Da ich wie gesagt JavaFX nicht kenne, kann ich da keinen fairen Vergleich bringen. Swing ist weit verbreitet, bei Java schon dabei und "nur" eine Bibliothek, nicht eine extra Sprache. Es ist leicht, in Swing eigene Komponenten zu schreiben, vorhandene umzumodeln oder eine der vielen frei verfügbaren einzusetzen. Seit 1.6 soll Swing (laut Sun) auch schneller laufen. Für einfache, funktionale Oberflächen ist Swing wahrscheinlich besser, bei komplizierteren Sachen kann man das wohl nicht so einfach entscheiden. Wie gut kennst du denn beide Alternativen?


----------



## Siassei (6. Mrz 2010)

Servus,

ich habe nun JavaFX und ScalaSwing in die engere Wahl gezogen. Die stärken von Scala geben Swing ein ganz neues Gesicht und fühlt sich ähnlich wie JavaFX an. In JavaFX sind die Effect's sehr interessant. Viele sind in Swing auch vorhanden, aber die JavaFX Effect's sind irgendwie schöner zu handhaben.

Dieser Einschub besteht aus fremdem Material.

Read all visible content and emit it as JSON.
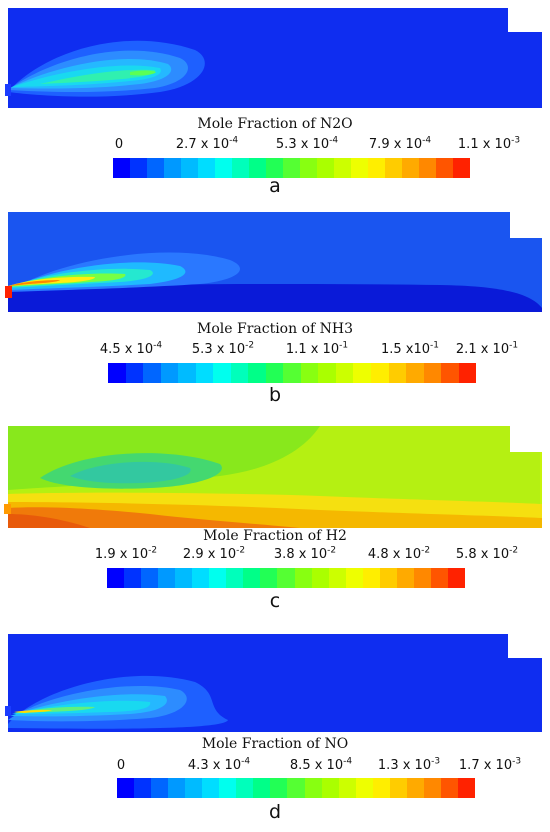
{
  "colors": [
    "#0000ff",
    "#0033ff",
    "#0066ff",
    "#0099ff",
    "#00bbff",
    "#00ddff",
    "#00ffee",
    "#00ffbb",
    "#00ff88",
    "#22ff55",
    "#55ff33",
    "#88ff11",
    "#aaff00",
    "#ccff00",
    "#eeff00",
    "#ffee00",
    "#ffcc00",
    "#ffaa00",
    "#ff8800",
    "#ff5500",
    "#ff2200"
  ],
  "panels": [
    {
      "title": "Mole Fraction of N2O",
      "label": "a",
      "ticks": [
        {
          "base": "0",
          "exp": ""
        },
        {
          "base": "2.7 x 10",
          "exp": "-4"
        },
        {
          "base": "5.3 x 10",
          "exp": "-4"
        },
        {
          "base": "7.9 x 10",
          "exp": "-4"
        },
        {
          "base": "1.1 x 10",
          "exp": "-3"
        }
      ]
    },
    {
      "title": "Mole Fraction of NH3",
      "label": "b",
      "ticks": [
        {
          "base": "4.5 x 10",
          "exp": "-4"
        },
        {
          "base": "5.3 x 10",
          "exp": "-2"
        },
        {
          "base": "1.1 x 10",
          "exp": "-1"
        },
        {
          "base": "1.5 x10",
          "exp": "-1"
        },
        {
          "base": "2.1 x 10",
          "exp": "-1"
        }
      ]
    },
    {
      "title": "Mole Fraction of H2",
      "label": "c",
      "ticks": [
        {
          "base": "1.9 x 10",
          "exp": "-2"
        },
        {
          "base": "2.9 x 10",
          "exp": "-2"
        },
        {
          "base": "3.8 x 10",
          "exp": "-2"
        },
        {
          "base": "4.8 x 10",
          "exp": "-2"
        },
        {
          "base": "5.8 x 10",
          "exp": "-2"
        }
      ]
    },
    {
      "title": "Mole Fraction of NO",
      "label": "d",
      "ticks": [
        {
          "base": "0",
          "exp": ""
        },
        {
          "base": "4.3 x 10",
          "exp": "-4"
        },
        {
          "base": "8.5 x 10",
          "exp": "-4"
        },
        {
          "base": "1.3 x 10",
          "exp": "-3"
        },
        {
          "base": "1.7 x 10",
          "exp": "-3"
        }
      ]
    }
  ]
}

Jedoch gibt es halt das License-Problem, weshalb es Swing mit Scala werden wird. Ein paar Fragen hätte ich hierzu noch. Lassen sich Effekte wie zum Beispiel Spiegelung und Gradients aus der Toolbox einfügen oder muss man in Swing da noch Hand anlegen? Wenn ja, wie aufwändig sind derartige Effekte?

Gruß,
  Thomas


----------



## Siassei (6. Mrz 2010)

Romain Guy's Weblog: Fast or Good? (Drop Shadows)

Das sieht schon mal viel versprechend aus  Der Code beinhaltet unter anderem eine ShadowFactory. Diese stammt anscheinend von Sun. Gibt es ein Repository oder Seite, wo man Zugriff auf diese Klassen erhaltet?
Oder vielleicht ein paar gute Swing-Blogs?


----------



## Landei (6. Mrz 2010)

Na der Mensch war Coautor von Filthy Rich Clients, da gibt es auch Beispielcode zum Buch.


----------